Giovanni Foggi e Carmela De Nuccio (sabato, 6 giugno 1981

Nel 1981 vengono commessi due duplici omicidi. Il primo, nella notte tra il 6 e il 7 giugno 1981 nei pressi di Mosciano di Scandicci. Le vittime sono Giovanni Foggi, 30 anni, di Pontassieve, dipendente dell’ Enel e la sua ragazza, Carmela De Nuccio, pellettiera di 21 anni, originaria di Nardò in provincia di Lecce ma residente a Scandicci

.I due si conoscevano da pochi mesi ma avevano già programmato di sposarsi. La sera del delitto, un sabato, cenano a casa dei genitori di Carmela, poi, verso le 22:00, escono per una passeggiata e si appartano con l’auto, una Fiat Ritmo color rame, in una stradina sterrata sulle colline di Roveta, non lontano dalla discoteca Anastasia, e in una zona frequentata abitualmente da coppiette e guardoni.
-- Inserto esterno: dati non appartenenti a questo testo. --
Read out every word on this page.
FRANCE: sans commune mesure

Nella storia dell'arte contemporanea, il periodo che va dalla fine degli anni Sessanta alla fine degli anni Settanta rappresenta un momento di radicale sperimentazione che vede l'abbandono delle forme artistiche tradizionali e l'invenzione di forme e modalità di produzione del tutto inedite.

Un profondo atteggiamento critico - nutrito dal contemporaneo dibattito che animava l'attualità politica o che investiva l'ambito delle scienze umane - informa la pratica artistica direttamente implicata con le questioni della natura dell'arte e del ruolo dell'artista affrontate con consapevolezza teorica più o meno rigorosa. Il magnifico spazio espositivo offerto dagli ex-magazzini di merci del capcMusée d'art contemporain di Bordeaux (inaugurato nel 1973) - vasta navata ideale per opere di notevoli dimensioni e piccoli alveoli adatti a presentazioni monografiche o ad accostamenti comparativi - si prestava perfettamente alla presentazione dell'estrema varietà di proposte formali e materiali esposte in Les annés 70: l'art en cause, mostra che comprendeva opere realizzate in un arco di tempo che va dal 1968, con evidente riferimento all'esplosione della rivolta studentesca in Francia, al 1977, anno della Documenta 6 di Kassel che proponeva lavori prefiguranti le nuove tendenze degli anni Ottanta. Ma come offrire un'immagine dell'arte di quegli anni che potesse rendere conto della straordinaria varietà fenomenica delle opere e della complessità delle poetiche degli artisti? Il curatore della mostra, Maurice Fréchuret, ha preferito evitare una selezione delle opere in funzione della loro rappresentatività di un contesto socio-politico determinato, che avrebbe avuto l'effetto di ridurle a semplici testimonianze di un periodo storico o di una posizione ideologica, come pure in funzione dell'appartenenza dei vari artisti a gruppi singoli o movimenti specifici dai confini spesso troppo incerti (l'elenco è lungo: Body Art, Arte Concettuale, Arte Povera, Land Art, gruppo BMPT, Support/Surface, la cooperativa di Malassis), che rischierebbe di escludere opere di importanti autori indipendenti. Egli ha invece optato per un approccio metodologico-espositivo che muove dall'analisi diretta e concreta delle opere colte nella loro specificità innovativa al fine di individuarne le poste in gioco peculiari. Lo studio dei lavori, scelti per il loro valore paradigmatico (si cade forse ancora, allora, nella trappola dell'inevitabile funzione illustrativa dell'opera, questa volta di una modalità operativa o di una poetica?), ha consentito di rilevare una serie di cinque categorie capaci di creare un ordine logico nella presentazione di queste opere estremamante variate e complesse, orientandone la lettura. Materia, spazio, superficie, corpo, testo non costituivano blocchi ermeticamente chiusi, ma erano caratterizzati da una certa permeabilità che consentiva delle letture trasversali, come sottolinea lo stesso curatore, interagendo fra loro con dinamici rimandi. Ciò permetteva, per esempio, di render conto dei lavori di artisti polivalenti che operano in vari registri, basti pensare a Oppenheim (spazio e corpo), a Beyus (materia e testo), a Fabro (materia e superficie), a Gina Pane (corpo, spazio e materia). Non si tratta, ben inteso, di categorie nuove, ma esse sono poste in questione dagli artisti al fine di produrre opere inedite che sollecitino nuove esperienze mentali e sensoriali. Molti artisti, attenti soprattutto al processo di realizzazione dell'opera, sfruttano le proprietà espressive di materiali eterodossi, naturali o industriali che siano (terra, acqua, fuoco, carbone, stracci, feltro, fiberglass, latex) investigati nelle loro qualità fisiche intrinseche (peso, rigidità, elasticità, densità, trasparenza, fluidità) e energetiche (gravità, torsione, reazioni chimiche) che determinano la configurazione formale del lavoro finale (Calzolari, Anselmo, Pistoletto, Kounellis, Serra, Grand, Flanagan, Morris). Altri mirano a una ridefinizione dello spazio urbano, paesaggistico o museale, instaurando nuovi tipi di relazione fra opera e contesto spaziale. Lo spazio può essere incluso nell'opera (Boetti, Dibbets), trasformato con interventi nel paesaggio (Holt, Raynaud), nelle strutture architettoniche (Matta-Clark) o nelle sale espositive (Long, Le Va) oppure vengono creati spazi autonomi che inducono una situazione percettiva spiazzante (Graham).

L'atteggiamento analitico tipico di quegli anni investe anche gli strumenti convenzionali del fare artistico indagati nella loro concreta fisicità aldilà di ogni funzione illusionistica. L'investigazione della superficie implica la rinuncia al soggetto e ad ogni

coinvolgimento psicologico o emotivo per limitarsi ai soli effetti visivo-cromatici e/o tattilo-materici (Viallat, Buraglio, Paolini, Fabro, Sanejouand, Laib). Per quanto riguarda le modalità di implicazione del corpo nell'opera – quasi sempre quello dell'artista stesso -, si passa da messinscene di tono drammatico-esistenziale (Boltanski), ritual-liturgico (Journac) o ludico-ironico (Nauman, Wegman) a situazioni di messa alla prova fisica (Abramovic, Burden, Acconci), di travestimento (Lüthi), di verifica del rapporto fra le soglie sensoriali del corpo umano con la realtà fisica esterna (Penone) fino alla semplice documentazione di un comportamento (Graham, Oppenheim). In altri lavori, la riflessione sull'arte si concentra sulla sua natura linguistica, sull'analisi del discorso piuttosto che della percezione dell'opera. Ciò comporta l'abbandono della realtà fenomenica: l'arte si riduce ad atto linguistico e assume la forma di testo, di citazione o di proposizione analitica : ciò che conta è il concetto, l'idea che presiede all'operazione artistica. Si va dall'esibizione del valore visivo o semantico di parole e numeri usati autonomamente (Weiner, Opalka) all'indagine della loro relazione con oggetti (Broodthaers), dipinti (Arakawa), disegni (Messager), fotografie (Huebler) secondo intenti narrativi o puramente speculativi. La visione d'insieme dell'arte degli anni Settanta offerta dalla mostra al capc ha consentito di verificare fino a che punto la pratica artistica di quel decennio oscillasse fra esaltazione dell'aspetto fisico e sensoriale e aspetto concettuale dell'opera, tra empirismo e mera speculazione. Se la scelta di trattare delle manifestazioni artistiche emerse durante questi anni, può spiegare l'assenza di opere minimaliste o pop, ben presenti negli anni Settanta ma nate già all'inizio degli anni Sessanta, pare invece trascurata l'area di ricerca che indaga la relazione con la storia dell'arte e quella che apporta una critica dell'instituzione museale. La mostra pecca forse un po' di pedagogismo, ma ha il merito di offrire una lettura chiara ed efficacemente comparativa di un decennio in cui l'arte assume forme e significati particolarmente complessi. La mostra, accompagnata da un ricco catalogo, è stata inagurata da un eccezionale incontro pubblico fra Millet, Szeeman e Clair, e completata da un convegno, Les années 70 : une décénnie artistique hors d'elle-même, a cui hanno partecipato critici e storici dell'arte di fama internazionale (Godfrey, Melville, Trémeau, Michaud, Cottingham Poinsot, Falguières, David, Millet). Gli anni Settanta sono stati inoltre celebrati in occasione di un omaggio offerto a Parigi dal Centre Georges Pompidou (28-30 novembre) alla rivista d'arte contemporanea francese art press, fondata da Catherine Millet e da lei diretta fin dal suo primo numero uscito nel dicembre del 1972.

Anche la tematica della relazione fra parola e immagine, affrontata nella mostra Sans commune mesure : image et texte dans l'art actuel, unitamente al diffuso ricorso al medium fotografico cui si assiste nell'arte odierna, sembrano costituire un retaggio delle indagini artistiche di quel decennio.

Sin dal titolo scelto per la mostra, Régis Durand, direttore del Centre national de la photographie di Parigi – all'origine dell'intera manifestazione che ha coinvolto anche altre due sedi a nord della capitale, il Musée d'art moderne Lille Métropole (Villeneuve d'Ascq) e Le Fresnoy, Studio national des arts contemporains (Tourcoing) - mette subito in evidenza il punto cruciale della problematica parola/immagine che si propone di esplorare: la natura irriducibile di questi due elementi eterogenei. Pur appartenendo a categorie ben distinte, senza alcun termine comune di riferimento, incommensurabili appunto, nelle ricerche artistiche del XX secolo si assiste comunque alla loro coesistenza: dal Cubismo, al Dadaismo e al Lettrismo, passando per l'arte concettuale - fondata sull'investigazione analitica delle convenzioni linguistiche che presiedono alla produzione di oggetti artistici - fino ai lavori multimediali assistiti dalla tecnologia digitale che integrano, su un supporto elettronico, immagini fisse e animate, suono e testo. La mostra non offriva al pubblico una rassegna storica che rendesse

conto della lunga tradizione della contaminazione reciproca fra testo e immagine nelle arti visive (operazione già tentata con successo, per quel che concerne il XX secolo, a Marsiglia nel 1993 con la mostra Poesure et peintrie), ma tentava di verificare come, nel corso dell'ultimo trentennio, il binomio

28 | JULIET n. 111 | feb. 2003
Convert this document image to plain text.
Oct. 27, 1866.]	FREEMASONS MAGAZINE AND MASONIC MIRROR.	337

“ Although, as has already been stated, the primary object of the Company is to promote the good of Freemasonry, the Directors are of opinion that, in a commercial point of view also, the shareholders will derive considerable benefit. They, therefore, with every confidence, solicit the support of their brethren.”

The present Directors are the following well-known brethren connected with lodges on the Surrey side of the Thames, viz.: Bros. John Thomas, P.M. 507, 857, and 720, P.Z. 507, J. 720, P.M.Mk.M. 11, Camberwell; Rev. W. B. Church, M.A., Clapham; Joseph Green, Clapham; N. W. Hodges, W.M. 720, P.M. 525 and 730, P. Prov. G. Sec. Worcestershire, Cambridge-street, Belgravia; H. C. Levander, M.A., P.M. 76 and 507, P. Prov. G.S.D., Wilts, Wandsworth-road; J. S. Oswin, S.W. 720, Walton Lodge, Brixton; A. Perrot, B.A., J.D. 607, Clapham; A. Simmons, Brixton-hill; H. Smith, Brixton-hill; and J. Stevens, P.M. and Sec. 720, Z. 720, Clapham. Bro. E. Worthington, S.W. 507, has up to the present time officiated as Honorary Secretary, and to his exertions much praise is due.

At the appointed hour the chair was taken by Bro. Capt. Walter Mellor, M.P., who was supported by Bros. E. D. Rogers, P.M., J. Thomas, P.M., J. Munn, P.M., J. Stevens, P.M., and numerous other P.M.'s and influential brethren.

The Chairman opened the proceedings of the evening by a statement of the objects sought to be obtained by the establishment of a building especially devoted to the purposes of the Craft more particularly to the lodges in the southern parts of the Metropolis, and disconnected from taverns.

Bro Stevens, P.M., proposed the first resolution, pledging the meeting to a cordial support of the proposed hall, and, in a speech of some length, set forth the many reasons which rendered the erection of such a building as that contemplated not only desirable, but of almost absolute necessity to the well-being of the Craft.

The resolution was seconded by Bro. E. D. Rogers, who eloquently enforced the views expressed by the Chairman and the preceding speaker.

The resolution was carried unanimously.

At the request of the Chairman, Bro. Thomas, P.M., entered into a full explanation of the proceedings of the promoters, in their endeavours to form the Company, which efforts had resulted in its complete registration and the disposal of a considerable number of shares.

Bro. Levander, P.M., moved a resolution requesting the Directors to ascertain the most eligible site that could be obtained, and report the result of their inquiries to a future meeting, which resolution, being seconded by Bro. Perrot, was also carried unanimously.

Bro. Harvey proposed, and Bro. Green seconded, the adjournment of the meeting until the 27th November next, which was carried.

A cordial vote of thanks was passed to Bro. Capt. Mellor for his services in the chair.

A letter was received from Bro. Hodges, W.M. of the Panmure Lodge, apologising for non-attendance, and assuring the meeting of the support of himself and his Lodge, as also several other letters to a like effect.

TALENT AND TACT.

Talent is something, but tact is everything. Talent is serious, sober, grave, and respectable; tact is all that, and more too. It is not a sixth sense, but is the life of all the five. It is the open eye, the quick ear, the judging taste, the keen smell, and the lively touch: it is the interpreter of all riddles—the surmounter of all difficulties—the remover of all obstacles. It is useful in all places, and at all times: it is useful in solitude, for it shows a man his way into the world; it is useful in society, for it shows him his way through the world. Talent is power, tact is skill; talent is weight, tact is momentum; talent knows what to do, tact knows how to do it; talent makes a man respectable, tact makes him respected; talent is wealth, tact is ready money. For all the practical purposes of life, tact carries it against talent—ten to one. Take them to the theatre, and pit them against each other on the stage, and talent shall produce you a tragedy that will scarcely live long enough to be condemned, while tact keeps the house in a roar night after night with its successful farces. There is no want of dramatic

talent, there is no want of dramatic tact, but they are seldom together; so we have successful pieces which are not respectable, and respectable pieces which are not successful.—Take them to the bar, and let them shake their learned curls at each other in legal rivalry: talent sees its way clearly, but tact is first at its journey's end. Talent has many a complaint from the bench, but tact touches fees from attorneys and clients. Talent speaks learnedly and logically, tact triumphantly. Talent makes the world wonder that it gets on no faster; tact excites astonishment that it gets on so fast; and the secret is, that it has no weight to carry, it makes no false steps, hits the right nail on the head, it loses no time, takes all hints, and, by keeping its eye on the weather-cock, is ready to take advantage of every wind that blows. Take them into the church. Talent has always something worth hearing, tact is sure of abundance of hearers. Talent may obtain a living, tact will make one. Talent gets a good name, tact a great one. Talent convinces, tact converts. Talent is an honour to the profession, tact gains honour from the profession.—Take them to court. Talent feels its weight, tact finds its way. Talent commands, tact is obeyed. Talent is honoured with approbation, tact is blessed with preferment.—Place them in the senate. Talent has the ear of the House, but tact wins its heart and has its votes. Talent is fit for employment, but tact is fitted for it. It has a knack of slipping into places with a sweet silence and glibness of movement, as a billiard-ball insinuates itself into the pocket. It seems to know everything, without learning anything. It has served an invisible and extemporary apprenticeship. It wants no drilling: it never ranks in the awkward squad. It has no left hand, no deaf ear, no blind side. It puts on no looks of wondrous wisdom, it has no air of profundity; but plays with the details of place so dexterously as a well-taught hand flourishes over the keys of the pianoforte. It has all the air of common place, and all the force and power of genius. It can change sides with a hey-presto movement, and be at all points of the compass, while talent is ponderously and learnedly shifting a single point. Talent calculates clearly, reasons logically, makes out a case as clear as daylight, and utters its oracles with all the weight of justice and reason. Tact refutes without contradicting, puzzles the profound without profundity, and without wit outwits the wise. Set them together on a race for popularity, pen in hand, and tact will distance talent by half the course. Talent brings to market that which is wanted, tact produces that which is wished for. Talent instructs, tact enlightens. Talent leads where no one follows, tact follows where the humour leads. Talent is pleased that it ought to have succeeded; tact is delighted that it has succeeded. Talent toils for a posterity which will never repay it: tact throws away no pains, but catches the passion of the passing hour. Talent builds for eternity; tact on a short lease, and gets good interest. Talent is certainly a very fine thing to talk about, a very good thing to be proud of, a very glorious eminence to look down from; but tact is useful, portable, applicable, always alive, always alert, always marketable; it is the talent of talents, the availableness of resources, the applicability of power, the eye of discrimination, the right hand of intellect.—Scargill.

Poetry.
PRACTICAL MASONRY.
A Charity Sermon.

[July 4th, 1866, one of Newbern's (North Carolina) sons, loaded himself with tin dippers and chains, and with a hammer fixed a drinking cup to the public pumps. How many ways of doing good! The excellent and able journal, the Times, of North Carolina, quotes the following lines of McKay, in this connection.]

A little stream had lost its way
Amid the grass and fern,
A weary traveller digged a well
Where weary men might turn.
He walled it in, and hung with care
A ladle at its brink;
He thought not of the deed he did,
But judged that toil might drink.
Giovanni viene raggiunto da tre colpi di pistola esplosi attraverso il finestrino anteriore sinistro, mentre altri cinque proiettili colpiscono Carmela.[40] In fase di sopralluogo verranno però rinvenuti solo cinque bossoli su otto,[41] un particolare, quello dei bossoli mancanti, che si ripresenterà ancora nel 1983, nel 1984, e che già si era verificato nel 1968 e nel 1974. La ragazza viene tirata fuori dalla macchina e trascinata in fondo al terrapieno rialzato su cui corre la stradina, dove le verranno recisi i jeans e, per mezzo di tre precisi fendenti, le verrà asportato interamente il pube. I corpi dei due giovani saranno rinvenuti il mattino dopo. L’uomo è ancora a bordo dell’auto, come nel delitto del 1974. Anche in questa occasione le armi usate sono la Beretta calibro 22 e un coltello. Anche in questo caso si verifica l’accanimento sui cadaveri, soprattutto su quello della donna. Altre analogie con il delitto precedente sono la borsetta della ragazza rovistata e il contenuto gettato a terra senza che però questa volta risulti mancare nulla. Per il delitto viene inizialmente sospettato l’ex fidanzato della De Nuccio, che in passato aveva avuto screzi con lei, ma il giovane risultò avere un alibi.[42]

Vincenzo Spalletti, trentenne, sposato e padre di tre figli, era, ai tempi, un autista di autoambulanze presso la Misericordia di Montelupo Fiorentino, conosciuto in famiglia e presso la Taverna del Diavolo, un ristorante della zona, per essere anche un guardone. Il fenomeno del voyeurismo era peraltro in quei tempi marcatamente diffuso nella provincia fiorentina.[29] La domenica mattina seguente al duplice delitto, rientrato all’alba dopo aver trascorso la serata fuori con un amico guardone, racconterà alla moglie e ad alcuni avventori di un bar da lui frequentato, di aver visto “due morti ammazzati”; racconterà inoltre particolari inerenti al delitto (in particolare la mutilazione inflitta alla ragazza), che però non erano ancora stati divulgati dagli organi di stampa e dai mass media. In seguito alle indagini alcune persone testimoniarono di aver visto la sua auto nei pressi del luogo del delitto nella notte del 6 giugno. Spalletti viene quindi arrestato; durante l’interrogatorio afferma di aver letto la notizia sui giornali, cosa impossibile in quanto i giornali che riportavano il fatto non erano stati pubblicati prima di lunedì e, inoltre, mente sull’orario di rientro a casa per la notte del delitto. Viene quindi accusato di falsa testimonianza e incarcerato, ma col sospetto che l’assassino possa essere proprio lui. Mentre Spalletti si trovava in carcere sua moglie e suo fratello ricevettero diverse telefonate anonime, in cui veniva loro assicurato che il loro congiunto sarebbe stato presto scagionato,[29] cosa che in effetti accadrà nell’ottobre dello stesso anno a seguito di un nuovo duplice delitto che scagionerà completamente Spalletti.[43][44]

Un conoscente dello Spalletti, anch’egli noto come guardone, sentito dagli inquirenti, asserì di essere stato fermato nei boschi, all’incirca all’epoca del delitto, da un tizio con una divisa che non aveva saputo identificare. L’uomo in divisa gli avrebbe rivolto velate minacce, rimbrottandolo aspramente e mostrandogli – a suo dire – una pistola.[29]